Anyone who follows the science of climate change closely is probably deep-down uneasy and quite possibly horrified by the increasingly perilous state of our planet. But communicating that sense is not always easy.
Early on in her one-woman show Alanna Mitchell says that she’s not a scientist, nor an actor, she’s a journalist. Her response is to tell stories in a gently spoken, semi-biographical and amusing monologue.
When the show starts the house lights stay on for a while giving the sense of being in Mitchell’s living room. She disarmingly informs us that being up here on stage is one of her “recurring nightmares” but, we later find out, that like a hero on a quest she feels obligated to be here, to share the “biggest” story ever.
The story is the deteriorating health of the world’s oceans, in particular increasing acidification caused by human emissions from burning fossil fuels. It’s an aspect of the emissions story that she feels has largely gone untold (at least, in the mainstream), although it is directly related to the warming of the oceans caused by atmospheric greenhouse gases.
There is, necessarily, a good deal of potted science - Mitchell even chalks up CO2 and Ph numbers on a blackboard at one point - but what hooks you are the anecdotes and personal revelations that intertwine Mitchell’s revelatory journey.
It’s after accidentally drinking a sample from a toxic red tide on a research trip, that she has an epiphany about the central role of the ocean in the web of life.
Mitchell paints vivid pictures of her meetings with a series of high level climate scientists and marine biologists trying to fathom the depths of the ocean's ailment, from snorkelling during a great coral spawn observation in Japan, or dropping in a deep-water chamber to the murky deep with a biologist who looks like George Clooney.
Sometimes details, given in passing, speak volumes. The Mediterranean aquarium in Plymouth had to stop using the word “Mediterranean” because the species housed by the aquarium no longer live in that sea, having moved in the wild further north, “refugees from the heat” says Mitchell.

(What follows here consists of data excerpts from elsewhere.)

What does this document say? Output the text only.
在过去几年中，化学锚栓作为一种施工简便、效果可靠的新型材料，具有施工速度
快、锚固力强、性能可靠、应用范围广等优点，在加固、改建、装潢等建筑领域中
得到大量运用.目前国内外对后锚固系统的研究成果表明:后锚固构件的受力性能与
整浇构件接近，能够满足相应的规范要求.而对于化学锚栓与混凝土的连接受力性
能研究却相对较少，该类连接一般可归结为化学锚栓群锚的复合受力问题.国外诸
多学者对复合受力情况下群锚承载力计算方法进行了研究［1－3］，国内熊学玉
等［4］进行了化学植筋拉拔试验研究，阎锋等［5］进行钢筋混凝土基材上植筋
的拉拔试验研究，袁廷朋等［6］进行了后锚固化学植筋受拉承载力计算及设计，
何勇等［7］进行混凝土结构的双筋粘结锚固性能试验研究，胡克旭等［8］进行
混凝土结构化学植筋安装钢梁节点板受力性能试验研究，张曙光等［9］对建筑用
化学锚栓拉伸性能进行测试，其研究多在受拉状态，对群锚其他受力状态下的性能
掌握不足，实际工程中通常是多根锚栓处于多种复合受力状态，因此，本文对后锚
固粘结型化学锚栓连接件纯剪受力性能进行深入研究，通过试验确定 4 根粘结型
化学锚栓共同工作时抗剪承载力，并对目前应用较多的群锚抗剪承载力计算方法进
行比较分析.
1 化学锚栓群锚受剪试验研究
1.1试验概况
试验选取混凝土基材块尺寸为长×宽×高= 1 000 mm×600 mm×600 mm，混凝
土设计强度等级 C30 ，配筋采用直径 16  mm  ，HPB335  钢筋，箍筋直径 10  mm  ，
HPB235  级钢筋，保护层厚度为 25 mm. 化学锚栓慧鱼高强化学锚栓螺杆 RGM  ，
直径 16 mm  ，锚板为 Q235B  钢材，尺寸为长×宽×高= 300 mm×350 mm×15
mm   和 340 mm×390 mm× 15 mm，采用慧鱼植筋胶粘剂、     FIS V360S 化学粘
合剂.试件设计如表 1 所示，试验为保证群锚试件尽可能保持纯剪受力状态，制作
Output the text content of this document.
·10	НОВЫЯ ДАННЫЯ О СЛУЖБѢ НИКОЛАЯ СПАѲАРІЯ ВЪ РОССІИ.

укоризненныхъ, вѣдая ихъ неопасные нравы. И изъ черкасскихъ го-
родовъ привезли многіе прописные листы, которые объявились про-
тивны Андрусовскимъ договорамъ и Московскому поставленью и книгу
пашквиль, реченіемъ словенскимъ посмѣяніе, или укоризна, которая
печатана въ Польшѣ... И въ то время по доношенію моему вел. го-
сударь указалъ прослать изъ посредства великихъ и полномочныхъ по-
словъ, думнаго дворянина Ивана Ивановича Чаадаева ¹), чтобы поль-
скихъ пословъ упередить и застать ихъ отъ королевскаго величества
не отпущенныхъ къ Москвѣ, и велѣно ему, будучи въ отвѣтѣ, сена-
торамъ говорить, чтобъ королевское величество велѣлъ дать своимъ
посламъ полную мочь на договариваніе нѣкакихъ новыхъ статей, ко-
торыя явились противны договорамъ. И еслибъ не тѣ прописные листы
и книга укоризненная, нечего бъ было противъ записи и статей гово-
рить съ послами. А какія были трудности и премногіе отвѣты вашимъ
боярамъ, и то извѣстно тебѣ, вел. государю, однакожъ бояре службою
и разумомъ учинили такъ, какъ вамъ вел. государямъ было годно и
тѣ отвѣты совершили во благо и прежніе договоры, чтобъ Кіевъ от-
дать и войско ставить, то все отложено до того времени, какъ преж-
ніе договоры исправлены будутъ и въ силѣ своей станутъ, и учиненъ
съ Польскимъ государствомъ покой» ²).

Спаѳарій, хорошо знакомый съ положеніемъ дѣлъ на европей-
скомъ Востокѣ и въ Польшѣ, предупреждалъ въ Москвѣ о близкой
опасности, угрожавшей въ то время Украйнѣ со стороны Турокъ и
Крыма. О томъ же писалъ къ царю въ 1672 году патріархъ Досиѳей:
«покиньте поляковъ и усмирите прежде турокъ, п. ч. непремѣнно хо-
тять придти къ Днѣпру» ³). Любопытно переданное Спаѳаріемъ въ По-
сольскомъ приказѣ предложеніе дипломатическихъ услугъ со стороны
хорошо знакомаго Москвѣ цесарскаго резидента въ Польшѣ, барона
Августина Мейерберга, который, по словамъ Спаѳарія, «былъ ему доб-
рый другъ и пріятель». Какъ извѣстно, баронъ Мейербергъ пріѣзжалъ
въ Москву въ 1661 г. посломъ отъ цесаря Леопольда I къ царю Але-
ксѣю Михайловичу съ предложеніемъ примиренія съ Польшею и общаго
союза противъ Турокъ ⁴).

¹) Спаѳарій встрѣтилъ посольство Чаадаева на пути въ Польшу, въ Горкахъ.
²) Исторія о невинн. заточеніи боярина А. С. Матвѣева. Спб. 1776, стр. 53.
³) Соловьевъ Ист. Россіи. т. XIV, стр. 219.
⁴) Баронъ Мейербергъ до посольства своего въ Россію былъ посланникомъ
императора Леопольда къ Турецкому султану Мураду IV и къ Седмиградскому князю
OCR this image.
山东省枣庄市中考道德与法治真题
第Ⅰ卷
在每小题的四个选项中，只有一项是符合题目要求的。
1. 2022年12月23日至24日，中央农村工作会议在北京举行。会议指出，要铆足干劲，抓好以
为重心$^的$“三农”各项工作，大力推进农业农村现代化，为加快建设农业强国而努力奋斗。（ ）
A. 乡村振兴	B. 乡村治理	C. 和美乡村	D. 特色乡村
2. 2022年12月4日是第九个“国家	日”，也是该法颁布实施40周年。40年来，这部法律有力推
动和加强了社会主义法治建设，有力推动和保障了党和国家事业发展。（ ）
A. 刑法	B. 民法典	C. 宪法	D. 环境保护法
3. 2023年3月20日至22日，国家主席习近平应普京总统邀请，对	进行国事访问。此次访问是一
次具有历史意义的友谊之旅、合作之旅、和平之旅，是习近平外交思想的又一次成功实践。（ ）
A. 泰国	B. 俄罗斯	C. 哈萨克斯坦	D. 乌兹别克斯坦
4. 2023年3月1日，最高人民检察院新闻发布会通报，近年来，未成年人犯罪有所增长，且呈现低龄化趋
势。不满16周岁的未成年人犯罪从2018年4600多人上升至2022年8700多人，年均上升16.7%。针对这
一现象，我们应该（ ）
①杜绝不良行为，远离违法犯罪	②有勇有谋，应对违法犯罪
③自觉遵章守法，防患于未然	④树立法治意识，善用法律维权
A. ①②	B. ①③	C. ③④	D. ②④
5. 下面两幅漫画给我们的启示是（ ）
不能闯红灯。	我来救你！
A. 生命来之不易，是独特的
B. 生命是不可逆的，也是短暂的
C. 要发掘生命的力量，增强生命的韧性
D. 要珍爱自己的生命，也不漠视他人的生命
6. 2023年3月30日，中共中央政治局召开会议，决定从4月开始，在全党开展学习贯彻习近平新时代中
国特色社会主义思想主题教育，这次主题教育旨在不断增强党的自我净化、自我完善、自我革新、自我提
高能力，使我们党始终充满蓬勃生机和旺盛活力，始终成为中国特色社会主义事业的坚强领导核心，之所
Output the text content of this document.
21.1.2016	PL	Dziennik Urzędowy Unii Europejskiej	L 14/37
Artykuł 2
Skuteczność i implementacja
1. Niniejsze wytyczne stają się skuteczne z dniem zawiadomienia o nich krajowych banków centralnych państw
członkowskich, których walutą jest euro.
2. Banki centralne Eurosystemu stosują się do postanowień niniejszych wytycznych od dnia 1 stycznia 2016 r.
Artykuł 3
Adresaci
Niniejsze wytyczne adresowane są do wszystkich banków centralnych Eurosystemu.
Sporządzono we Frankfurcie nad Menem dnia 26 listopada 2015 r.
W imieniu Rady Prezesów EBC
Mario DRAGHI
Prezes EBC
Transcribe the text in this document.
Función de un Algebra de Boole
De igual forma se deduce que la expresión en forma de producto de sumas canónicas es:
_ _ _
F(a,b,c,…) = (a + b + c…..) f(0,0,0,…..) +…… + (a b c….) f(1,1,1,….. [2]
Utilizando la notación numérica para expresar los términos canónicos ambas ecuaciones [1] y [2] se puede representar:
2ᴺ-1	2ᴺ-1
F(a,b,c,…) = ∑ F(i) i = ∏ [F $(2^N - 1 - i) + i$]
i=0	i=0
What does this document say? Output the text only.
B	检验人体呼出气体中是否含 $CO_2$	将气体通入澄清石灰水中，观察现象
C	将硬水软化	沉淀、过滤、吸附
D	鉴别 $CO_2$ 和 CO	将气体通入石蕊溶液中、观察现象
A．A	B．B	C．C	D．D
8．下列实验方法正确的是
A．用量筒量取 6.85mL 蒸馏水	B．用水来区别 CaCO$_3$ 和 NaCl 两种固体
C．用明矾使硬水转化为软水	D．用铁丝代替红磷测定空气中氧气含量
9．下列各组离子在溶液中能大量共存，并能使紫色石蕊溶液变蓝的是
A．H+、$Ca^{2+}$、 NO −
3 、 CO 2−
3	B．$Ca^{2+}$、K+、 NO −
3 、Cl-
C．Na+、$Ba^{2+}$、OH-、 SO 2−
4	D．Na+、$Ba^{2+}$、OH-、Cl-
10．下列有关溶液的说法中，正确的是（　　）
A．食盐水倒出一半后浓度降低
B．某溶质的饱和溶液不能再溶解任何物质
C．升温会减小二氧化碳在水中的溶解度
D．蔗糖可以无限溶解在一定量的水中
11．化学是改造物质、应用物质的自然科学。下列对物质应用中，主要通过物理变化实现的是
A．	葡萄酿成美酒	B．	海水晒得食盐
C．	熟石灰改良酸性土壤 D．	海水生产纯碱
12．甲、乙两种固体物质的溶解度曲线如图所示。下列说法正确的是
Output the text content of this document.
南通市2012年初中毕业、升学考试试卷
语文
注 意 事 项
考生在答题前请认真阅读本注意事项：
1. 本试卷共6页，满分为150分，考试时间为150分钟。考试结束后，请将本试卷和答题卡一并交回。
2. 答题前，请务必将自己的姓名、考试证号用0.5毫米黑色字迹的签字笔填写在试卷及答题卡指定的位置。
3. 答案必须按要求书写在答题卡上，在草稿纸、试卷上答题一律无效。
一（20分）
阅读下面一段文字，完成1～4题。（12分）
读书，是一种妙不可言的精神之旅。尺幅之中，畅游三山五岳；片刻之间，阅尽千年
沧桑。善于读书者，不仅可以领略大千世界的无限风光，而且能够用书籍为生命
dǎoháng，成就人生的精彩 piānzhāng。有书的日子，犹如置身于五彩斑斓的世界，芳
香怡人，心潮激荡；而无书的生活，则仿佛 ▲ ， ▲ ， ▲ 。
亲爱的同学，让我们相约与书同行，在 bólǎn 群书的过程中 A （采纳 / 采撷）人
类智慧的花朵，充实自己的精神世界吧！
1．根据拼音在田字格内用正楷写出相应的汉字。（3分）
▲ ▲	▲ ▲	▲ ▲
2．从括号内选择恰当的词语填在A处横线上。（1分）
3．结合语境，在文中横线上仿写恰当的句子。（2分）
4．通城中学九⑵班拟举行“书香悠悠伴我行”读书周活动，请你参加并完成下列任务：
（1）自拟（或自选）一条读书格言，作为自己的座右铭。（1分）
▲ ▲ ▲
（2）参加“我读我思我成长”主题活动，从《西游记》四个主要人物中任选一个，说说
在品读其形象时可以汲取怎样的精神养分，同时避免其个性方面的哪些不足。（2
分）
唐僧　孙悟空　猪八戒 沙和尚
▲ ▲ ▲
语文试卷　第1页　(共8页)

At other times, Mitchell has to go to her blackboard. For example, sharing marine scientist Carol Turley’s three things that you need to know about ocean pH.
The science is concise and clear, but it’s the self-deprecating humour and personal touches that give the piece its strength. The daughter of a biologist living on the Canadian Prairies practising “meat-and-potatoes science”, she recalls her doubts and uncertainty about her ability to tell this story, given its epic proportions, but by the same token she has a wide-eyed, often awed fascination for the work of the scientists that she meets that is infectious.
Her final, hopeful conclusion is that guilt is holding us back from resolving this issue and we need forgiveness to solve it. Her argument is eloquently made, and though its brevity stretches it thin, it makes a good launch pad for further discussion.
Many people are deeply concerned about these issues. Having made a climate change documentary six years ago (inspired in part by Rob Stewart’s documentary on ocean acidification called Revolution), it's encouraging to see the success of Sea Sick at the Fringe. The auditorium for the 12.30pm show was full - and afterwards many stayed on for the short Q&A with the Mitchell.
This is a model for communicating a distressing and complex issue in an accessible and entertaining way. Go see it.